Now that we got that out of the way, I'll try to explain.
Control Charting has nothing to do with specifications. In fact, if you have specification limits on an X-Bar/R chart, you aren't doing SPC. I'm not sure what you're doing but it isn't SPC.
The purpose of control charting is to determine when it may be economically justified to look for something that has created a meaningful change in the process. Generally these changes are called "Special Causes".
When there are no "Special Causes" suggested by the chart, one can:
* Make certain assumptions about the totality of product that the charted data represents. In other words, feel confident that the data shown on the chart can be extrapolated to the product that didn't get sampled.
* Feel confident that the process being examined can continue on into the future as the chart indicates until some "Special Cause" creates a change.
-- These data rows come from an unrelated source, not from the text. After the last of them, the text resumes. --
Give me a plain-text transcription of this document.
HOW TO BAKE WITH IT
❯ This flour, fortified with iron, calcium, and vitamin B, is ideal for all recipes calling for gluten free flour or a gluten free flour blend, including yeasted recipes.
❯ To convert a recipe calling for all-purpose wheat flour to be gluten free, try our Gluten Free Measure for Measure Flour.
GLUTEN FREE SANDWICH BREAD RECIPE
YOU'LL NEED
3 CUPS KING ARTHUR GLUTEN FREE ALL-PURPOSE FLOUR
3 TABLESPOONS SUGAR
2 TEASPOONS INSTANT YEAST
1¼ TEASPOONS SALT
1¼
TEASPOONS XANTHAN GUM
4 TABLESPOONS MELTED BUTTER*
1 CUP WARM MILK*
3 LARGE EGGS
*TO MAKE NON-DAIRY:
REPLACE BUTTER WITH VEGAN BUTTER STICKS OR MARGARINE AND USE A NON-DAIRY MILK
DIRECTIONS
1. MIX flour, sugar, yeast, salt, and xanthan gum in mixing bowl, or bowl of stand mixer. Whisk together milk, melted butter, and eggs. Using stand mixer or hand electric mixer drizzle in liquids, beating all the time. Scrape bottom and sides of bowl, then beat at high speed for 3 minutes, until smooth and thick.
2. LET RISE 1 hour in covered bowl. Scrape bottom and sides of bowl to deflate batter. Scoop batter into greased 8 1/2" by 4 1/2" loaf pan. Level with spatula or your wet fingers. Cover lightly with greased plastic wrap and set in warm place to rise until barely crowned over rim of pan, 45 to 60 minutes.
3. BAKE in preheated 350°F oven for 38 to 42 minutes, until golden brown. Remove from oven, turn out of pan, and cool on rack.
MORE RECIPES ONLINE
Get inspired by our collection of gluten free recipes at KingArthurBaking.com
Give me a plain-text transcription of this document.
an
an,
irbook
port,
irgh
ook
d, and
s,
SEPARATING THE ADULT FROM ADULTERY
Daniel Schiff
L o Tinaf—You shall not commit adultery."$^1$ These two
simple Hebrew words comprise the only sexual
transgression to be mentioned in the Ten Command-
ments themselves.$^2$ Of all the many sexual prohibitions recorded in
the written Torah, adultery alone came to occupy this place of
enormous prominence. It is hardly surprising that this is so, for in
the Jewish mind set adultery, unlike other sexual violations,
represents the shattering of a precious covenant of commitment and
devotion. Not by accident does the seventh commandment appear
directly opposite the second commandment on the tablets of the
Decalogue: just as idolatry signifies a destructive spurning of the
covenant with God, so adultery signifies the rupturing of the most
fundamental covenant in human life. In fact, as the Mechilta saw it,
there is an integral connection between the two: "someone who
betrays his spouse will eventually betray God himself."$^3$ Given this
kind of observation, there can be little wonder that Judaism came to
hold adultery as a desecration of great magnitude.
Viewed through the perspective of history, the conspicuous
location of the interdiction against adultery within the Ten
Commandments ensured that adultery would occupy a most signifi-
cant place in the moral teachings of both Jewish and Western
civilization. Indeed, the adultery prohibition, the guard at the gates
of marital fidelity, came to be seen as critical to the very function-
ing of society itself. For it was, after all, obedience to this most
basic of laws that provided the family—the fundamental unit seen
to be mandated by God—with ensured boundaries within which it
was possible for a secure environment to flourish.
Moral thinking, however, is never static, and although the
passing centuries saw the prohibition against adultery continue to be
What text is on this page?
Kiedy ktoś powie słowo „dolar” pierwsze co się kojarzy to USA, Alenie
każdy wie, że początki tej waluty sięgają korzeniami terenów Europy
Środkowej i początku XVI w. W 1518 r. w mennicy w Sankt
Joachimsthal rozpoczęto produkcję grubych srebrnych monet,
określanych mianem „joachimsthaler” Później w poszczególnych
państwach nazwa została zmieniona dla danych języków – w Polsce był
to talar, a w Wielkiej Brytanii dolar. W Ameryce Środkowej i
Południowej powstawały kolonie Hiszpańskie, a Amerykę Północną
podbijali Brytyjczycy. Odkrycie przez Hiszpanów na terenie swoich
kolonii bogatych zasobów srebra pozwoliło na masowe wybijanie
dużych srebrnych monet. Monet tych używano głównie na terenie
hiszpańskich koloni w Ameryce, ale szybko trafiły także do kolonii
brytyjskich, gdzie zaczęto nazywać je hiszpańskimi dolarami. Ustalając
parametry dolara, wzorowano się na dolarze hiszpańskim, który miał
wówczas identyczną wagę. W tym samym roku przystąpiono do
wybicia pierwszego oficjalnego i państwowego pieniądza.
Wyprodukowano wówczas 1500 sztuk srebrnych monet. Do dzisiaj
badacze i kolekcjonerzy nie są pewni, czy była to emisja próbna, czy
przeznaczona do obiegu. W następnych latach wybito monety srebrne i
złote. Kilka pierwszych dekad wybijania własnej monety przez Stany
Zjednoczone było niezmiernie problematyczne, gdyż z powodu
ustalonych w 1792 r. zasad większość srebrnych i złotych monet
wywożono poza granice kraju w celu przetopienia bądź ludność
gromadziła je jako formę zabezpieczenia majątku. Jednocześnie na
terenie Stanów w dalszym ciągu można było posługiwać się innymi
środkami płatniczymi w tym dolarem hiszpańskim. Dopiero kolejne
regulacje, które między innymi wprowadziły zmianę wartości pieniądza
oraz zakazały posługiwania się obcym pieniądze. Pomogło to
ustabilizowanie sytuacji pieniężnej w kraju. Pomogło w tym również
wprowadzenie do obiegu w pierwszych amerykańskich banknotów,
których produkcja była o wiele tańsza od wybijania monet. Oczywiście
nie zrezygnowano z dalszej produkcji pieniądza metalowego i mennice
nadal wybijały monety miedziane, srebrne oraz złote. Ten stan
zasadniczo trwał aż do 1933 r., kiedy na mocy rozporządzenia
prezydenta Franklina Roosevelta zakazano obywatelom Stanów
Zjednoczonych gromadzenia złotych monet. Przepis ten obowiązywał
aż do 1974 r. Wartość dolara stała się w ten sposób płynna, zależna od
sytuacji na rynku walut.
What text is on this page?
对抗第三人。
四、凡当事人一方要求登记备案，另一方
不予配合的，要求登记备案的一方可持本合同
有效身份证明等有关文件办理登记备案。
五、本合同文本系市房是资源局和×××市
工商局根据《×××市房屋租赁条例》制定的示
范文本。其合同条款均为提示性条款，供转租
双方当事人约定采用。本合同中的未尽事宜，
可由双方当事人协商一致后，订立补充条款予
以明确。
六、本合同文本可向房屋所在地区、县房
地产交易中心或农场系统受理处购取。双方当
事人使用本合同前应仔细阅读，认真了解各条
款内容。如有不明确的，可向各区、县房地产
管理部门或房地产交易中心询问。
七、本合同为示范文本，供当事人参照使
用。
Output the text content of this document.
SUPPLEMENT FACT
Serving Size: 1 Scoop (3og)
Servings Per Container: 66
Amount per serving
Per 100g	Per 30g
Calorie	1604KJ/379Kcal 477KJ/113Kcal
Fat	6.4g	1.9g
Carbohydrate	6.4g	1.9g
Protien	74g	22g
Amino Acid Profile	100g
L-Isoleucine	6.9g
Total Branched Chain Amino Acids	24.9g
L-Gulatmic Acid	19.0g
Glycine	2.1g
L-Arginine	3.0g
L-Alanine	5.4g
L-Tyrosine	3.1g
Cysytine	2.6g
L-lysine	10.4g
WHenever "Special Causes" are indicated, one has no meaningful confidence that the data represented by the chart is representative of the items that didn't get sampled, nor that they should be used to make any predictions about the future performance of the process.
In short, Control Charts for variable data have nothing to do with specifications. A process can indeed produce product that is consistent, and statistically stable, and yet have some percentage (or all product) out of specification.
J Bruman

simpsonm 1/7/2002

I may not have phrased my question right for what I am wondering. If you are using your control chart to monitor your process for special causes and you are dealing with subgroup sizes of n and in you subgroup one of those samples is out of spec. your plotted point can still be in control. I understand about process capability studies, but if you are an operator running your process and you get an out of spec condition but your subgroup value is in control how do you decide to make the change based on your control chart.